Реферат: The School Postmodernist Ideas Essay Research Paper

The School: Postmodernist Ideas Essay, Research Paper

The School: Postmodernist Ideas

Barthelme’s “The School” is the first postmodernist story I have ever read.

When I read it for the first time, my lips formed a bitter smile. In my

imagination, postmodernist stories differed from the classical ones in the

arrangement of the ideas and in the standard that postmodernists reject society.

True, ?The School? does differ in composition, for example the absence of

introduction, but though it sounds somewhat comical, it does also have an

incorporated pessimism that makes me reflect on the story. I think this

pessimism is the cause that postmodernists reject society.

The notion of rejection comes in the story through the death cases. It

seems strange why Barthelme uses the notion death in his story, but I think the

reason is that this is the best way to stress that every living thing is losing

its importance.

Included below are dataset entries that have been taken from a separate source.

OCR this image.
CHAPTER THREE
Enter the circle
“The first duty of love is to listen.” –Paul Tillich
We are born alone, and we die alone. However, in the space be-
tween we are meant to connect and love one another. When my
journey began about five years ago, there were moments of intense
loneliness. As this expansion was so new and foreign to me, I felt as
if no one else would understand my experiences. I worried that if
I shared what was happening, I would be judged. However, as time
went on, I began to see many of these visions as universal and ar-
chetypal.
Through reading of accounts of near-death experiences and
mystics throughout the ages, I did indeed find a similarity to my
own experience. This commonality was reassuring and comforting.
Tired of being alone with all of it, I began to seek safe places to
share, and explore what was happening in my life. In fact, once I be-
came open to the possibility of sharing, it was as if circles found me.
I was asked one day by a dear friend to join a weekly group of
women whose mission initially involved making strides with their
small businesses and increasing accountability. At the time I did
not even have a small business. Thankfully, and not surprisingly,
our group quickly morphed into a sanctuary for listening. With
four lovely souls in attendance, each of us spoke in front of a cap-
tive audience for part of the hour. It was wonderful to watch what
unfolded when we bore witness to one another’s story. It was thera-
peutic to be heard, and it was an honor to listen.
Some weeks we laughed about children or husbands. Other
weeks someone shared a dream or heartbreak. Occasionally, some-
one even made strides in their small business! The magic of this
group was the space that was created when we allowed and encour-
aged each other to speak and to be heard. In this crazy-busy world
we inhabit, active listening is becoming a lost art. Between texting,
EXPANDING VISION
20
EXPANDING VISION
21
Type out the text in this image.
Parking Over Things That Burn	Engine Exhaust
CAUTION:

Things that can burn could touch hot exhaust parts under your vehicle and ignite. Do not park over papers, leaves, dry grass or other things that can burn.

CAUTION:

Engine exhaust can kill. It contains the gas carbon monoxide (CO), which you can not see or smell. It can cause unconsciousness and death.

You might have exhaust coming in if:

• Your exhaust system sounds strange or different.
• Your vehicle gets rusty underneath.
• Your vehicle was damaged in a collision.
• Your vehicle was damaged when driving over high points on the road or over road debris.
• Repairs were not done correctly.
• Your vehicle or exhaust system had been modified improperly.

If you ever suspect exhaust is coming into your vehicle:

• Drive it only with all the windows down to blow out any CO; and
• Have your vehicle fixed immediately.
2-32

Hopeless pessimism interweaves with the idea of rejection, and I

find them together everywhere, in every death case.

For Barthelme, what is lost is unrecoverable. Pessimism, mostly expressed

in taking death naturally, spreads uniformly all over the story, from the first

paragraph about the orange trees to the last when the new gerbil enters the

classroom. In this school, where the children are supposed to receive education,

everything dies. The fish, the salamander, and the orange trees die though

children take much care of them. The teacher is pessimistic although life goes

on and a new gerbil walks in the school. Edgar says that “life is that which

gives meaning to life,” but still this does not change that Edgar knew that the

puppy would die in two weeks. He had seen worse when some parents died in a car

accident and when two children died while playing with each other in a dangerous

place. What else, but pessimism, could one expect in an environment where every

living thing, including children, is dying?

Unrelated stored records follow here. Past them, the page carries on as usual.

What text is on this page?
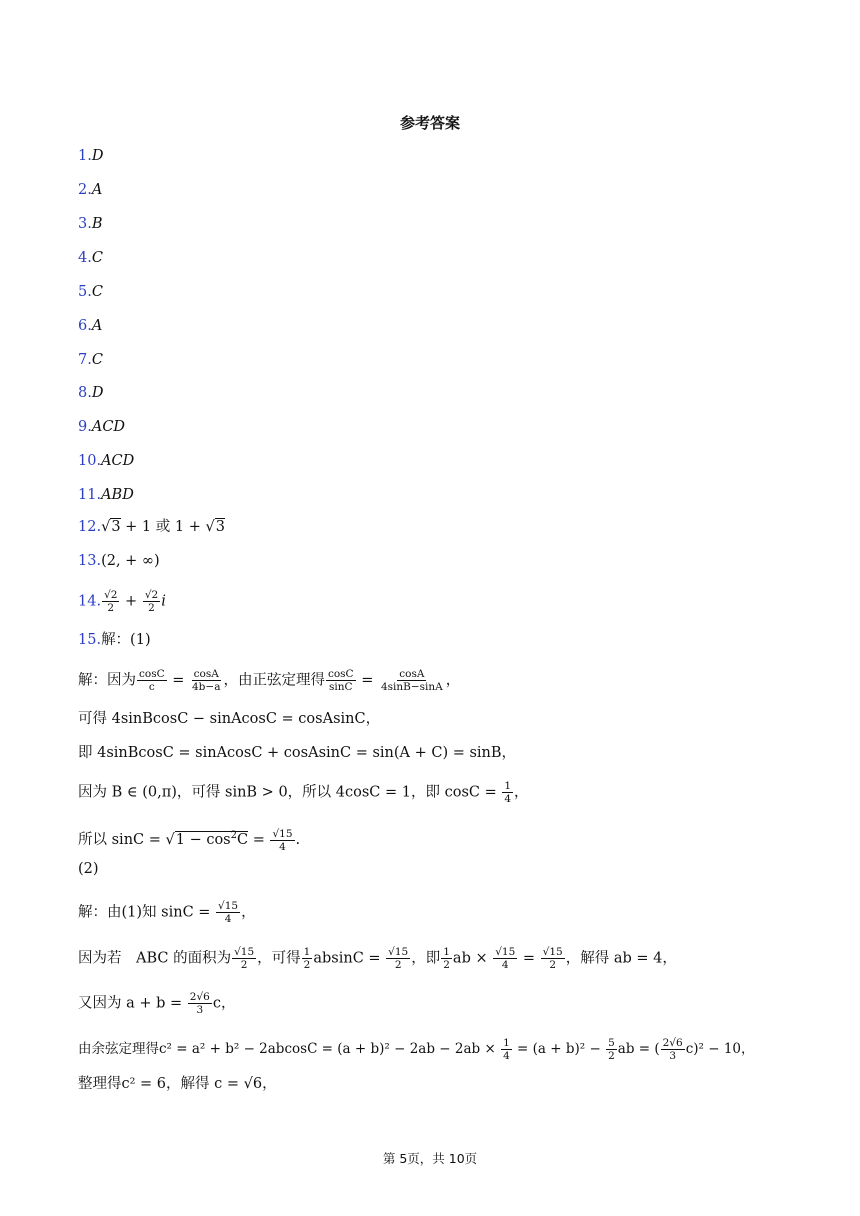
参考答案
1.D
2.A
3.B
4.C
5.C
6.A
7.C
8.D
9.ACD
10.ACD
11.ABD
12.√3 + 1 或 1 + √3
13.(2, + ∞)
14. $\frac{√2}{2} + \frac{√2}{2}$ i
15.解：(1)
解：因为 $\frac{\cos C}{c} = \frac{\cos A}{4b-a}$ ，由正弦定理得 $\frac{\cos C}{\sin C} = \frac{\cos A}{4\sin B-\sin A}$ ，
可得 4sinBcosC − sinAcosC = cosAsinC，
即 4sinBcosC = sinAcosC + cosAsinC = sin(A + C) = sinB，
因为 B ∈ (0,π)，可得 sinB > 0，所以 4cosC = 1，即 $\cos C = \frac{1}{4}$ ，
所以 $\sin C = √1 - \cos^2C = \frac{√15}{4}$ .
(2)
解：由(1)知 $\sin C = \frac{√15}{4}$ ，
因为若　ABC 的面积为 $\frac{√15}{2}$ ，可得 $\frac{1}{2}$ $absinC = \frac{√15}{2}$ ，即 $\frac{1}{2}$ ab × $\frac{√15}{4} = \frac{√15}{2}$ ，解得 ab = 4，
又因为 $a + b = \frac{2√6}{3}$ c，
由余弦定理得$c^2 = a^2 + b^2 - 2abcosC = (a + b)^2 - 2ab - 2ab \times \frac{1}{4} = (a + b)^2 - \frac{5}{2}$ ab = ( $\frac{2√6}{3} c)^2 - 10$，
整理得c² = 6，解得 c = √6，
第 5页，共 10页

Death’s dominance in the story shows again that society, which presumably

should foster the growth of the future individuals (i.e. children), destroys

their very existence. By the end of the story, it is easy to understand that

death is the destiny of the children as well, because it would be impossible for

them to live in an environment (commonly known as ’society’) where parents

(symbol of wisdom) die. It is impossible to live in an environment where the

teacher himself is aware that whatever living creature, like the puppy for

example, that enters the school (a social institution) will eventually cease to

exist.

At this point, I become certain that “The School” is a demonstration that

pessimism drives postmodernists. As Barthelme stresses in the second to last

paragraph, death is a close companion of life. The very adjacency of death with

the kids, who do as well symbolise life as they are at the very beginning of it,

proves my point. The writer seems, besides other things, to question the very

nature of existence. One should remember the closing paragraph where the kids

ask the teacher whether death gives meaning to life. The answer he gives is that

life is what gives meaning to life. One could justly ask: why is the story full

of images of death then? Because the story seems to be a sketch of the society,

which by breeding death (death in the symbolical sense: death of the ideas, joy,

identity) prompts the postmodernists to reject it.